Deal to be signed on handing US prisons to Afghans: Officials

AFP, Friday 9 Mar 2012

A deal will be signed on the transfer of the US-managed prisons in Afghanistan to local authorities on Friday, a controversial point in US-Afghani talks on a partnership treaty

Birds fly overhead as Afghan men gather for Friday prayers outside the Shah-e Dushamshera mosque in Kabul, Afghanistan, Friday, March 9, 2012. (Photo: AP)

A breakthrough deal on the transfer of the controversial US-run Bagram prison and other detention facilities in Afghanistan to Afghan authorities will be signed Friday, officials said.

The handover of the prison -- sometimes called Afghanistan's Guantanamo Bay -- has been a key sticking point in talks between the United States and the Afghan government over the signing of a long-term strategic partnership treaty.

Karzai has repeatedly demanded -- in the name of Afghan sovereignty -- that the prison be transferred before he signs any deal governing Afghan-US relations after NATO combat troops pull out in 2014.

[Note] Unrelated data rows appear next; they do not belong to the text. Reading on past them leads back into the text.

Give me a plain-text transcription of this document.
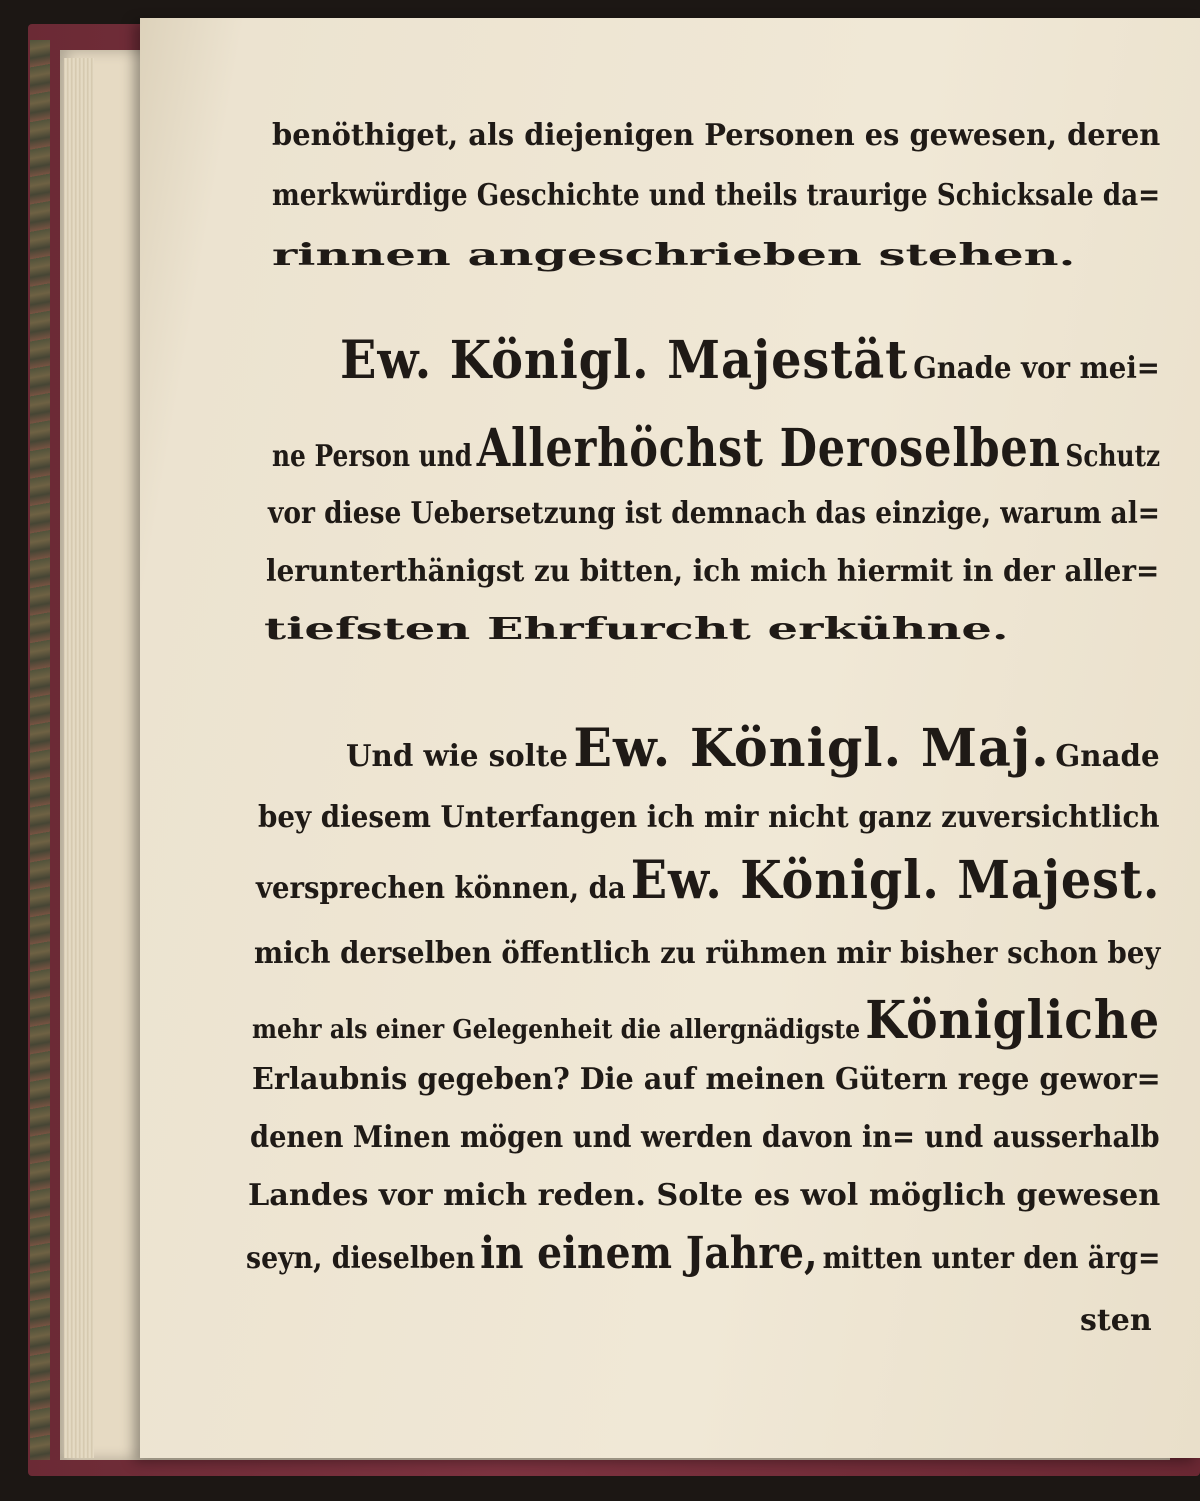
benöthiget, als diejenigen Personen es gewesen, deren
merkwürdige Geschichte und theils traurige Schicksale da=
rinnen angeschrieben stehen.
Ew. Königl. Majestät Gnade vor mei=
ne Person und Allerhöchst Deroselben Schutz
vor diese Uebersetzung ist demnach das einzige, warum al=
lerunterthänigst zu bitten, ich mich hiermit in der aller=
tiefsten Ehrfurcht erkühne.
Und wie solte Ew. Königl. Maj. Gnade
bey diesem Unterfangen ich mir nicht ganz zuversichtlich
versprechen können, da Ew. Königl. Majest.
mich derselben öffentlich zu rühmen mir bisher schon bey
mehr als einer Gelegenheit die allergnädigste Königliche
Erlaubnis gegeben? Die auf meinen Gütern rege gewor=
denen Minen mögen und werden davon in= und ausserhalb
Landes vor mich reden. Solte es wol möglich gewesen
seyn, dieselben in einem Jahre, mitten unter den ärg=
sten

Human rights campaigners have regularly criticised the prison, saying it fails to comply with international norms as some inmates are victims of arbitrary detention without trial or knowledge of the charges against them.

"There is expected to be a signing of a memorandum of understanding to transfer US detention facilities to Afghan control," a Western official told AFP on condition of anonymity.

The deal was confirmed by President Hamid Karzai's deputy spokesman, Siamak Hirawi, who said the handover process would be completed within three months.

The memorandum of understanding is expected to be signed by Defence Minister General Abdul Rahim Wardak and the US commander in Afghanistan, General John Allen, at a ceremony later Friday.

The prison at Bagram, a military base north of Kabul, holds rebel fighters detained by US-led NATO forces in their 10-year war against a Taliban-led insurgency trying to topple Karzai's government.

Bagram base was the site of the burning of Korans last month which ignited days of violent anti-US protests in which some 40 people died, plunging relations between foreign forces and their Afghan allies to an all-time low.

The Korans, which were sent to an incinerator pit, had reportedly been seized from prisoners who were suspected of using them to pass secret messages.

News of the deal came shortly after Karzai and US President Barack Obama spoke by video conference Thursday.

"President Karzai updated the president on the security situation in Afghanistan, which has calmed since the events of recent weeks," said White House spokesman Jay Carney.

Obama and Karzai also discussed reconciliation talks with the Taliban and the planned transition of security from NATO to Afghan control, Carney said.

"The leaders noted progress toward concluding a strategic partnership that reinforces Afghan sovereignty while addressing the practical requirements of transition."

A US official has told AFP that any arrangement on a long-term partnership would probably involve "shared facilities" after 2014 in order to help Afghan forces with intelligence, air power and logistics.

In early January, Karzai gave the United States a one-month deadline to hand over the prison, later extending it to March 10.

The prison was built within the sprawling US military base at Bagram after the 2001 US-led invasion toppled the Taliban, and in the early years gained a reputation for extra-judicial brutality.

A new prison called the Detention Facility in Parwan, with capacity for more than 1,000 inmates, replaced the 650-detainee facility at Bagram in 2009, but Afghan authorities still use the old name.